Словом «любовь» Пруст всегда обозначает страдание, причиняемое ему отношениями любимого существа с другими людьми, причем неважно, достоверно ли он знает об этих отношениях, догадывается, подозревает или только предчувствует. Его любовная активность ограничивается уловками, вызнаванием, бесконечной игрой в слежку, которая к тому же осложнена болезнью любовника, вынужденного жить взаперти. Альков превращается в следовательскую камеру. А чтобы сделать игру жестче, следователь запирает с собой в этой камере обвиняемую Альбертину, полностью подчиняет ее себе; выходит она только под конвоем. Увы, и прошлого вполне достаточно, чтобы подвергнуть испытанию спокойствие любовника, поскольку его чудовищная память не прощает коварной ни малейшего противоречия в ее словах; к тому же иные поездки становятся крайне подозрительными из-за участия Андреи, подруги на все случаи жизни, или слишком услужливого шофера. Это, сказали бы мы, «дознание ревнивца», хотя и доведено здесь до крайности, сохраняет всеобщий характер, что обеспечивает Прусту первое место среди мастеров ревности. Откроем наудачу книгу: «Бывает, что каждодневно в форме подозрений огромными дозами впитываешь одну и ту же мысль, что тебя обманывают, хотя даже ничтожное ее количество, введенное с уколом слова, рвущего душу, могло бы оказаться смертельным». «Не обязательно быть вдвоем, достаточно сидеть в комнате одному и неотвязно думать, что лучше бы, во избежание новых измен, твоя любовница умерла». Ах, какое собрание великолепных изречений для мучеников ревности можно было бы надергать из этой книги!

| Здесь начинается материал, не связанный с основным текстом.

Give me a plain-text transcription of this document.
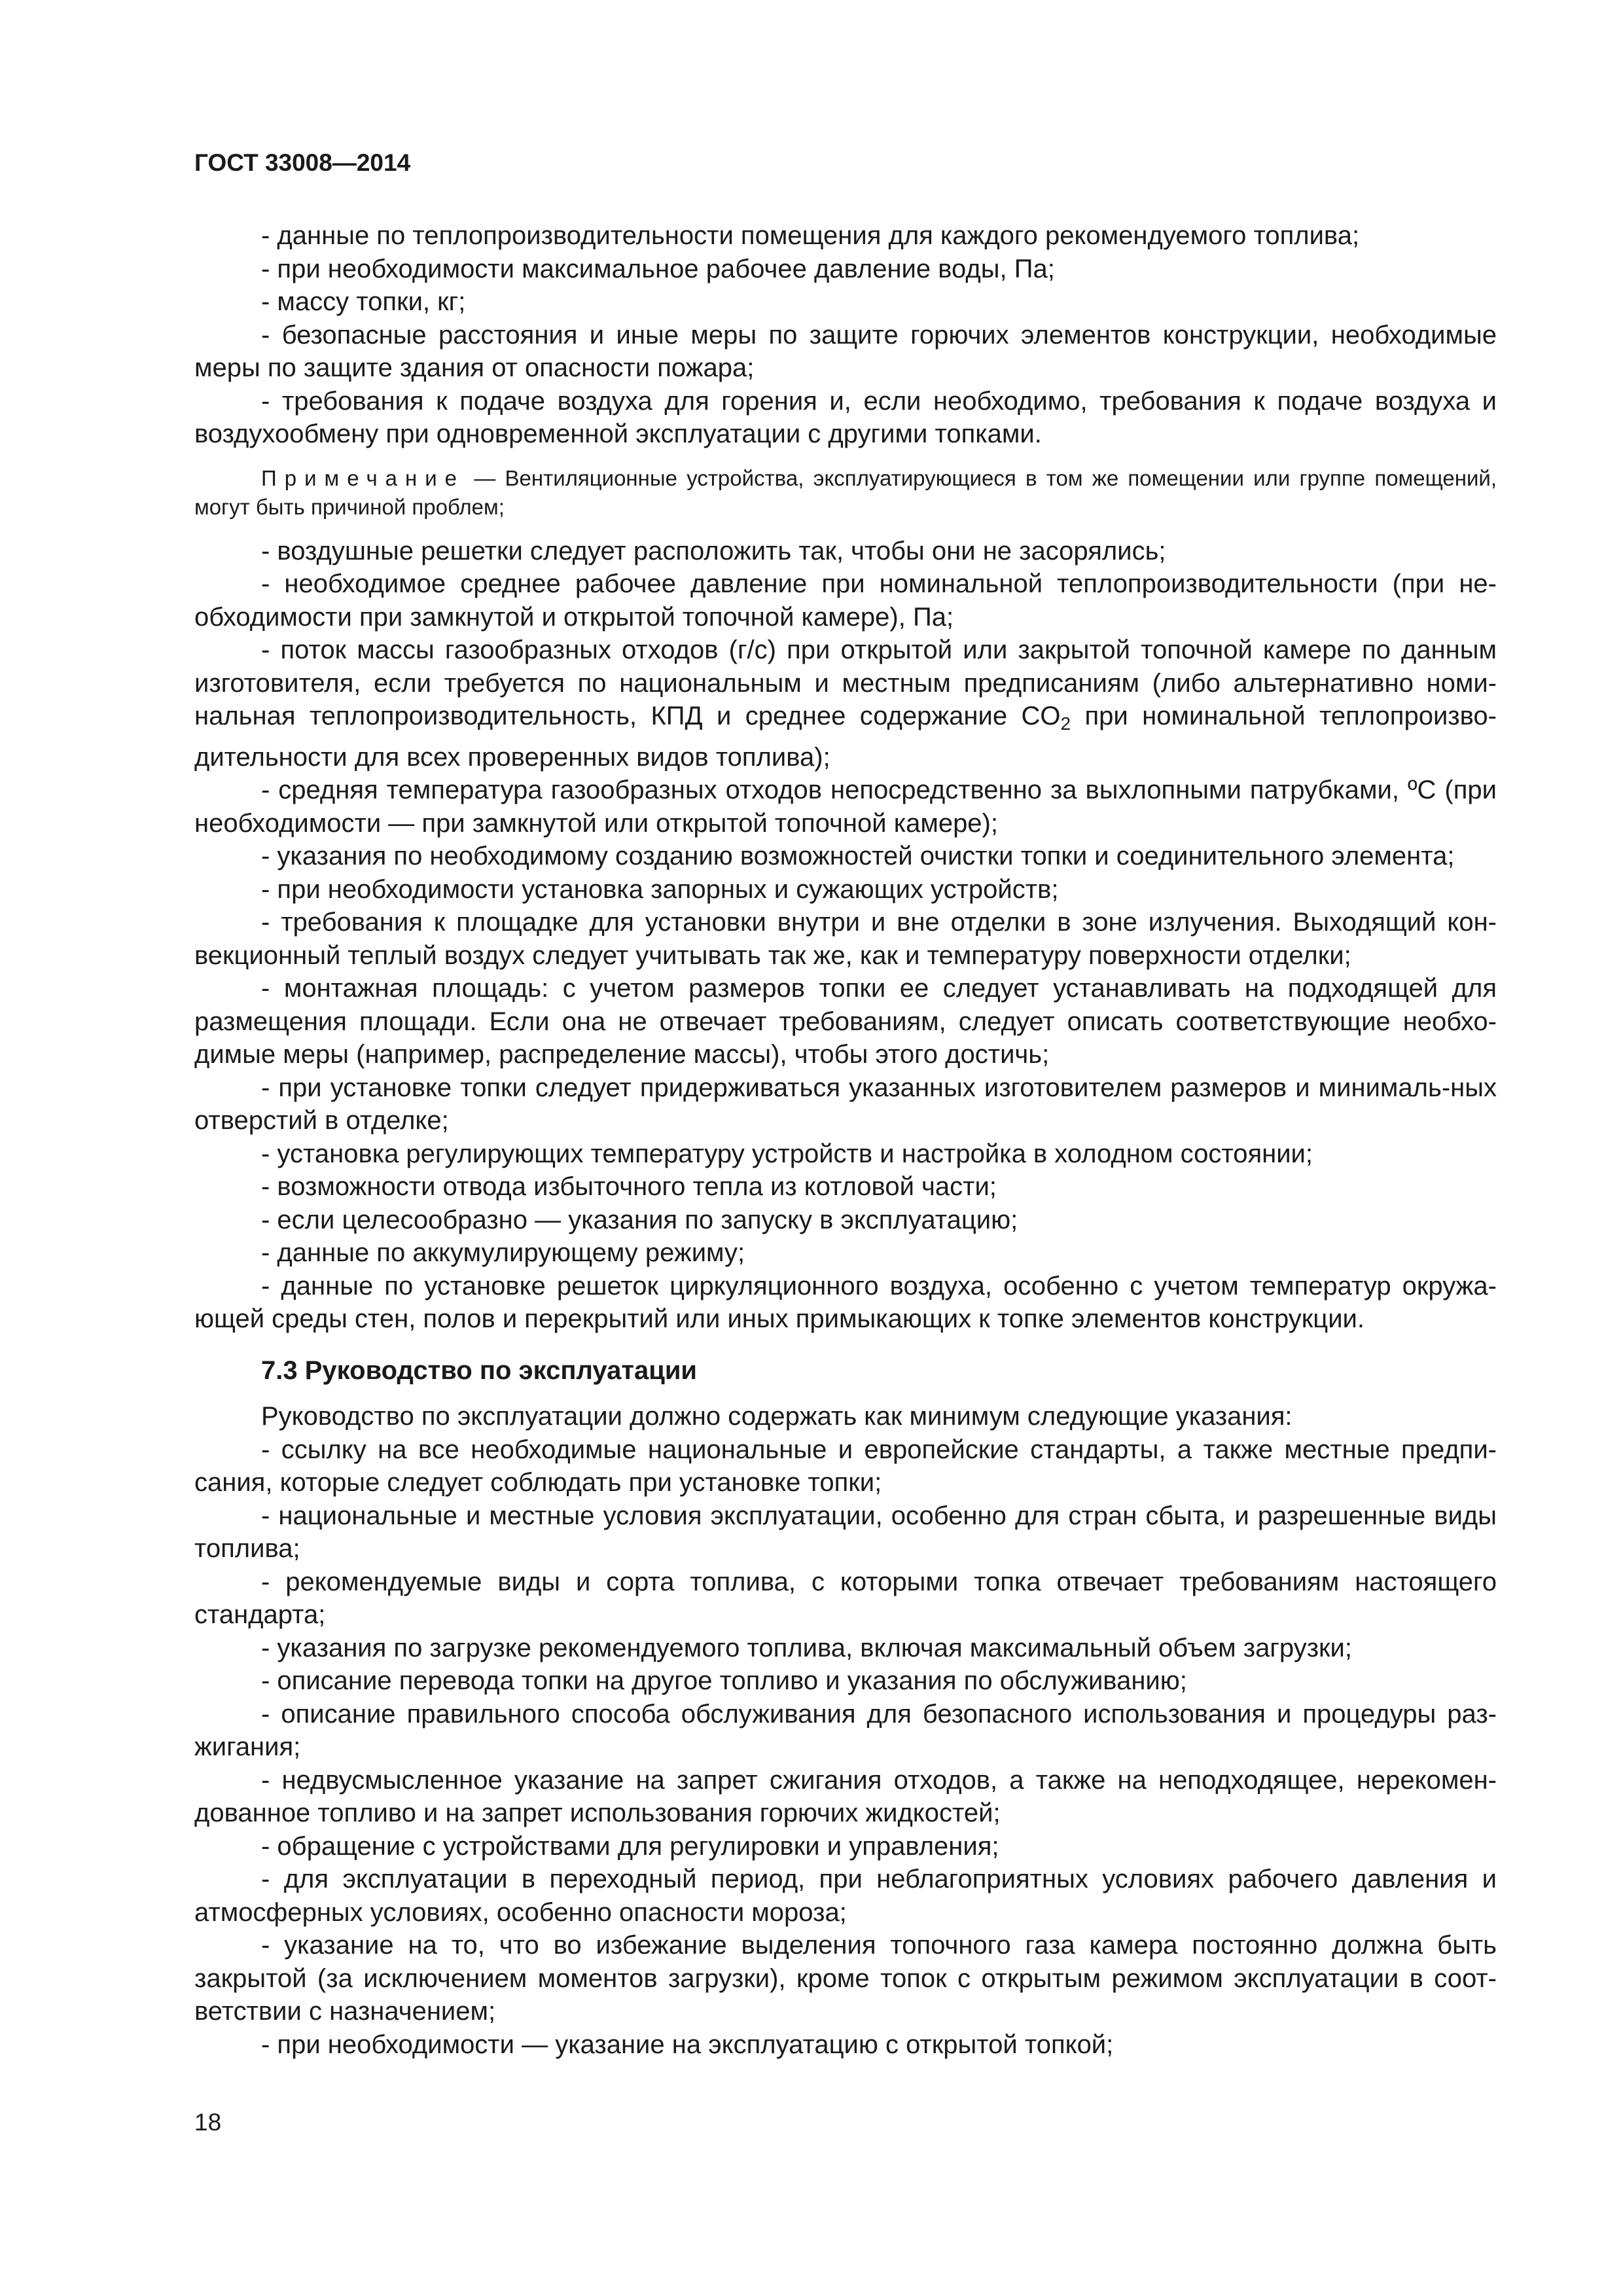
ГОСТ 33008—2014

- данные по теплопроизводительности помещения для каждого рекомендуемого топлива;

- при необходимости максимальное рабочее давление воды, Па;

- массу топки, кг;

- безопасные расстояния и иные меры по защите горючих элементов конструкции, необходимые меры по защите здания от опасности пожара;

- требования к подаче воздуха для горения и, если необходимо, требования к подаче воздуха и воздухообмену при одновременной эксплуатации с другими топками.

Примечание — Вентиляционные устройства, эксплуатирующиеся в том же помещении или группе помещений, могут быть причиной проблем;

- воздушные решетки следует расположить так, чтобы они не засорялись;

- необходимое среднее рабочее давление при номинальной теплопроизводительности (при не-обходимости при замкнутой и открытой топочной камере), Па;

- поток массы газообразных отходов (г/с) при открытой или закрытой топочной камере по данным изготовителя, если требуется по национальным и местным предписаниям (либо альтернативно номи-нальная теплопроизводительность, КПД и среднее содержание $CO_2$ при номинальной теплопроизво-дительности для всех проверенных видов топлива);

- средняя температура газообразных отходов непосредственно за выхлопными патрубками, ºC (при необходимости — при замкнутой или открытой топочной камере);

- указания по необходимому созданию возможностей очистки топки и соединительного элемента;

- при необходимости установка запорных и сужающих устройств;

- требования к площадке для установки внутри и вне отделки в зоне излучения. Выходящий кон-векционный теплый воздух следует учитывать так же, как и температуру поверхности отделки;

- монтажная площадь: с учетом размеров топки ее следует устанавливать на подходящей для размещения площади. Если она не отвечает требованиям, следует описать соответствующие необхо-димые меры (например, распределение массы), чтобы этого достичь;

- при установке топки следует придерживаться указанных изготовителем размеров и минималь-ных отверстий в отделке;

- установка регулирующих температуру устройств и настройка в холодном состоянии;

- возможности отвода избыточного тепла из котловой части;

- если целесообразно — указания по запуску в эксплуатацию;

- данные по аккумулирующему режиму;

- данные по установке решеток циркуляционного воздуха, особенно с учетом температур окружа-ющей среды стен, полов и перекрытий или иных примыкающих к топке элементов конструкции.

7.3 Руководство по эксплуатации

Руководство по эксплуатации должно содержать как минимум следующие указания:

- ссылку на все необходимые национальные и европейские стандарты, а также местные предпи-сания, которые следует соблюдать при установке топки;

- национальные и местные условия эксплуатации, особенно для стран сбыта, и разрешенные виды топлива;

- рекомендуемые виды и сорта топлива, с которыми топка отвечает требованиям настоящего стандарта;

- указания по загрузке рекомендуемого топлива, включая максимальный объем загрузки;

- описание перевода топки на другое топливо и указания по обслуживанию;

- описание правильного способа обслуживания для безопасного использования и процедуры раз-жигания;

- недвусмысленное указание на запрет сжигания отходов, а также на неподходящее, нерекомен-дованное топливо и на запрет использования горючих жидкостей;

- обращение с устройствами для регулировки и управления;

- для эксплуатации в переходный период, при неблагоприятных условиях рабочего давления и атмосферных условиях, особенно опасности мороза;

- указание на то, что во избежание выделения топочного газа камера постоянно должна быть закрытой (за исключением моментов загрузки), кроме топок с открытым режимом эксплуатации в соот-ветствии с назначением;

- при необходимости — указание на эксплуатацию с открытой топкой;

18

Но в «Узнице» идущий вглубь и вширь анализ в то же время постепенно суживается, ограничивается и превращается в исследование, правда, необыкновенно впечатляющее, одного-единственного, исключительного случая. По мере того как у этого тюремщика своей возлюбленной, у этого подозрительного любовника оказывается все меньше поводов для страдания, он утрачивает любовь, перестает любить: ему необходимо, чтобы Альбертина терзала его, иначе она наводит только скуку. Едва Марсель счел, что обезопасился, что Альбертина больше не мечтает встретиться с подругой в Трокадеро или у Вердюренов, он тут же начинает жаждать одиночества. Чуть только он уверился, что никто ее у него не похищает и она больше не ускользает от его желания, он перестает вожделеть к ее плоти. Альбертина тратит массу стараний, чтобы скрыть измены, и не понимает, что лишь они одни и удерживают любовника; перестав опасаться, он мгновенно становится безразличным. Он невыносимо страдал оттого, что ее тело принадлежит другим, но, едва оно безраздельно предалось ему, он как будто утрачивает инстинкт обладания, даже плотского.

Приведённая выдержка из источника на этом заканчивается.